Rowena garda le silence. Un rictus d’amertume lui tirailla la bouche. Elle se trouva laide et fanée.

— Son père a estimé que le moment était venu, dit-elle, sans plus se soucier de mentir.

Salla n’exprima aucune objection. À quoi bon ? Cependant, elle poussa discrètement son avantage.

— La chasse ne lui convient pas, madame, pas plus qu’elle ne vous convenait. Il vous a bien libérée.

Il a mis le temps, songea Rowena. Les souffrances et les blessures de l’amour-propre cicatrisent mal ; le temps aura beau faire, il restera toujours une pénible démangeaison. Exemptée de chasse, oui, elle avait fini par obtenir cette grâce, mais seulement parce qu’elle portait ses enfants. Enceinte à sept reprises, quand elle aurait souhaité ne jamais l’être, ou peut-être une fois ou deux. Elle avait chevauché avec la horde aussi longtemps qu’il l’avait jugé nécessaire, jusqu’au seuil de l’épuisement, quand l’usure avait commencé à creuser un cheminement de fines rides autour de ses yeux. Il avait su s’y prendre avec les enfants ; il les avait façonnés à son image. Tous, sauf un. Réfractaire à la séduction du père, Sylvan était resté lui-même. Non qu’il fût assez naïf, ou imprudent, pour livrer le fond de sa pensée. Il se contentait de promener partout avec lui une humeur frondeuse qui passait aux yeux de tous pour une débauche de vanité.
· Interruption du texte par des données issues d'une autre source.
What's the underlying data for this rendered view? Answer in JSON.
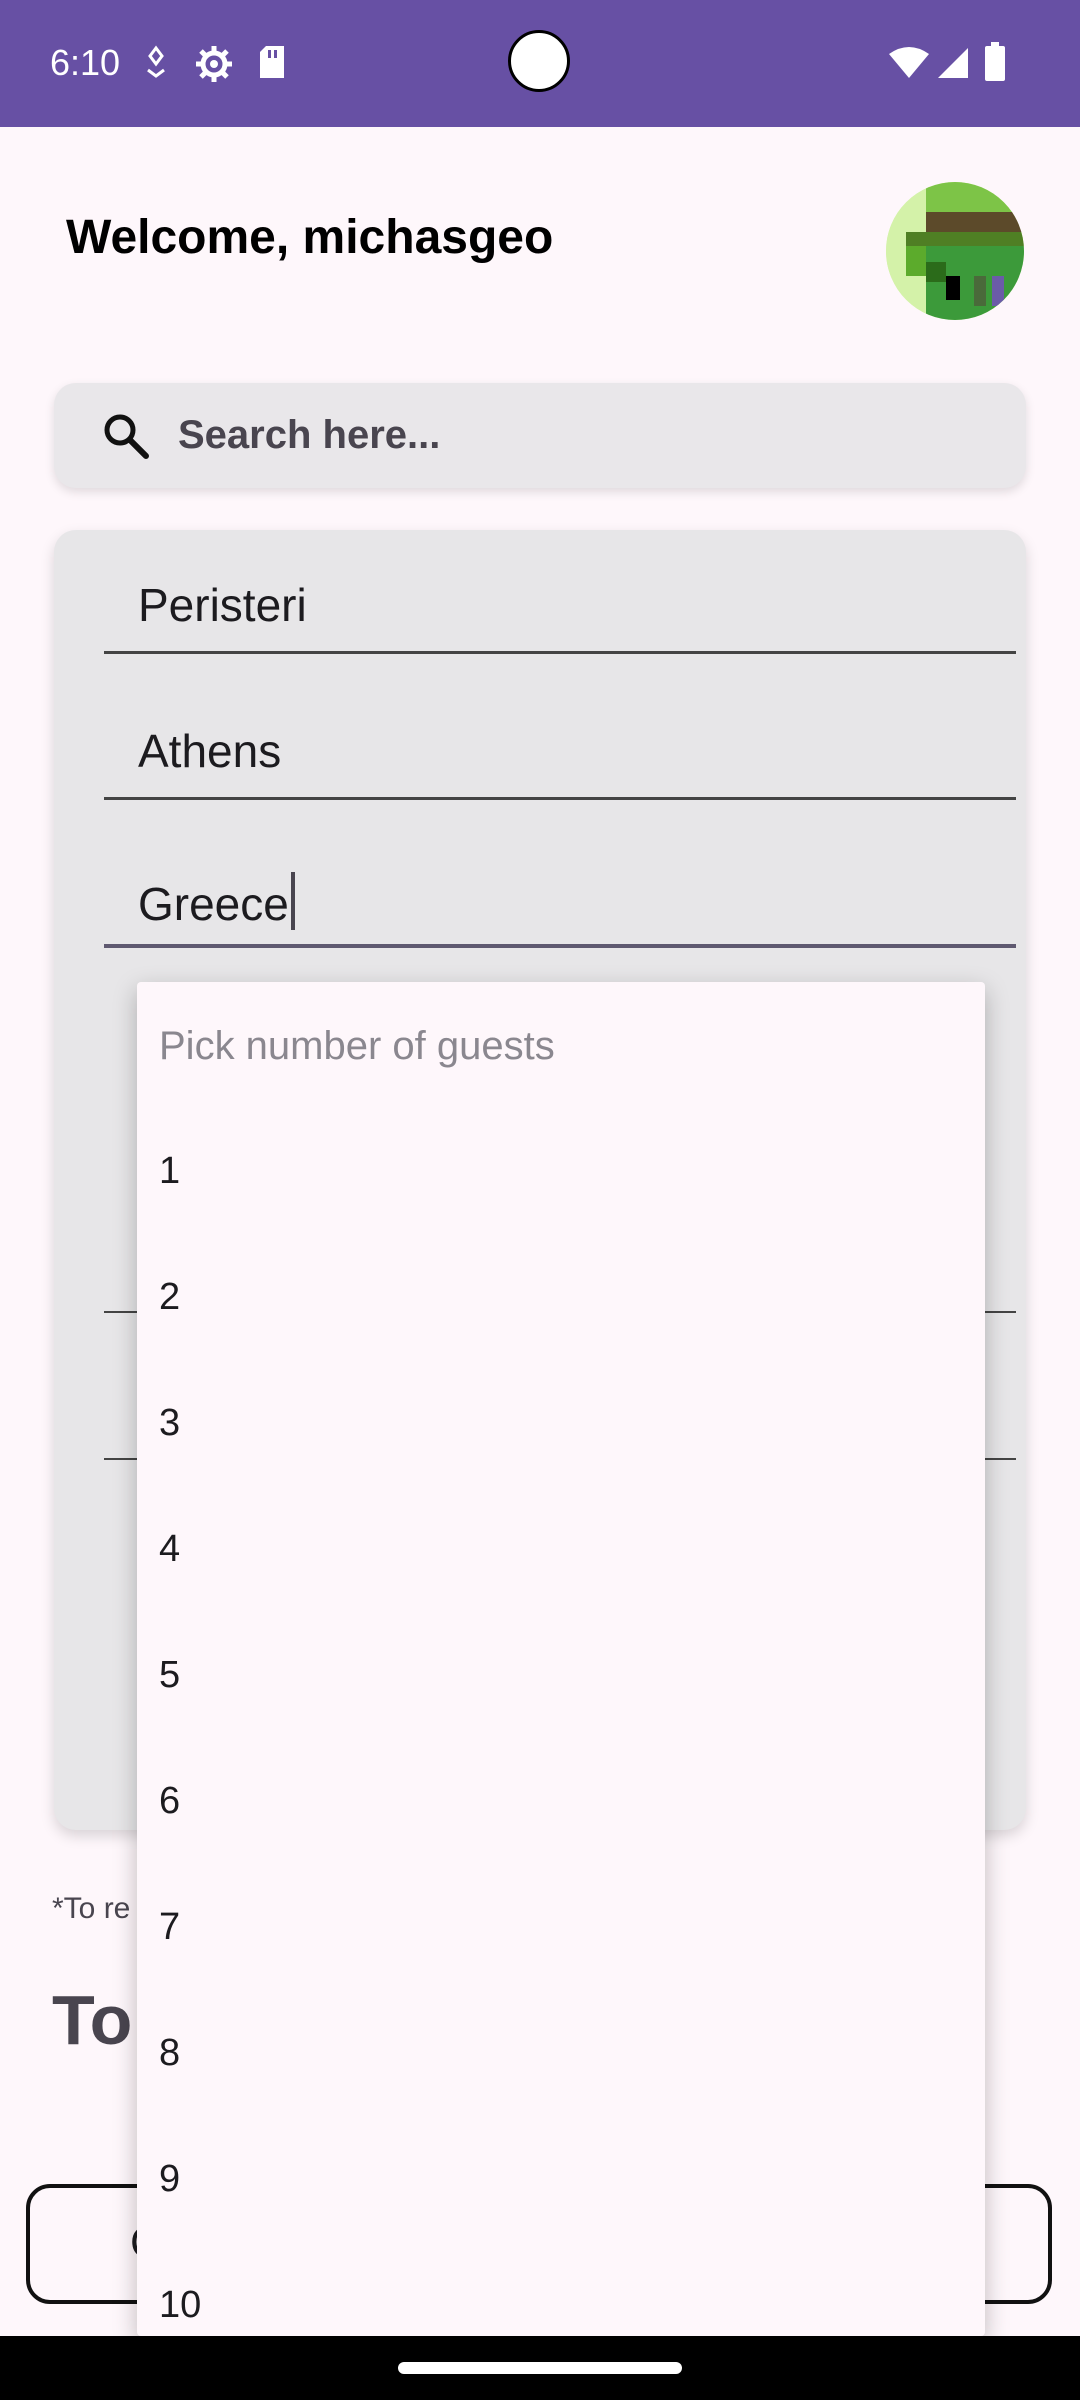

Rowena était fière de son fils, capable de donner le change au milieu des pires situations. À sa façon, Dimity manifestait elle aussi un esprit de résistance étonnant, mais la pauvre n’avait aucun talent pour la dissimulation. Sa mère ne se demandait pas sans inquiétude comment la jeune fille allait supporter les émotions de cette première sortie.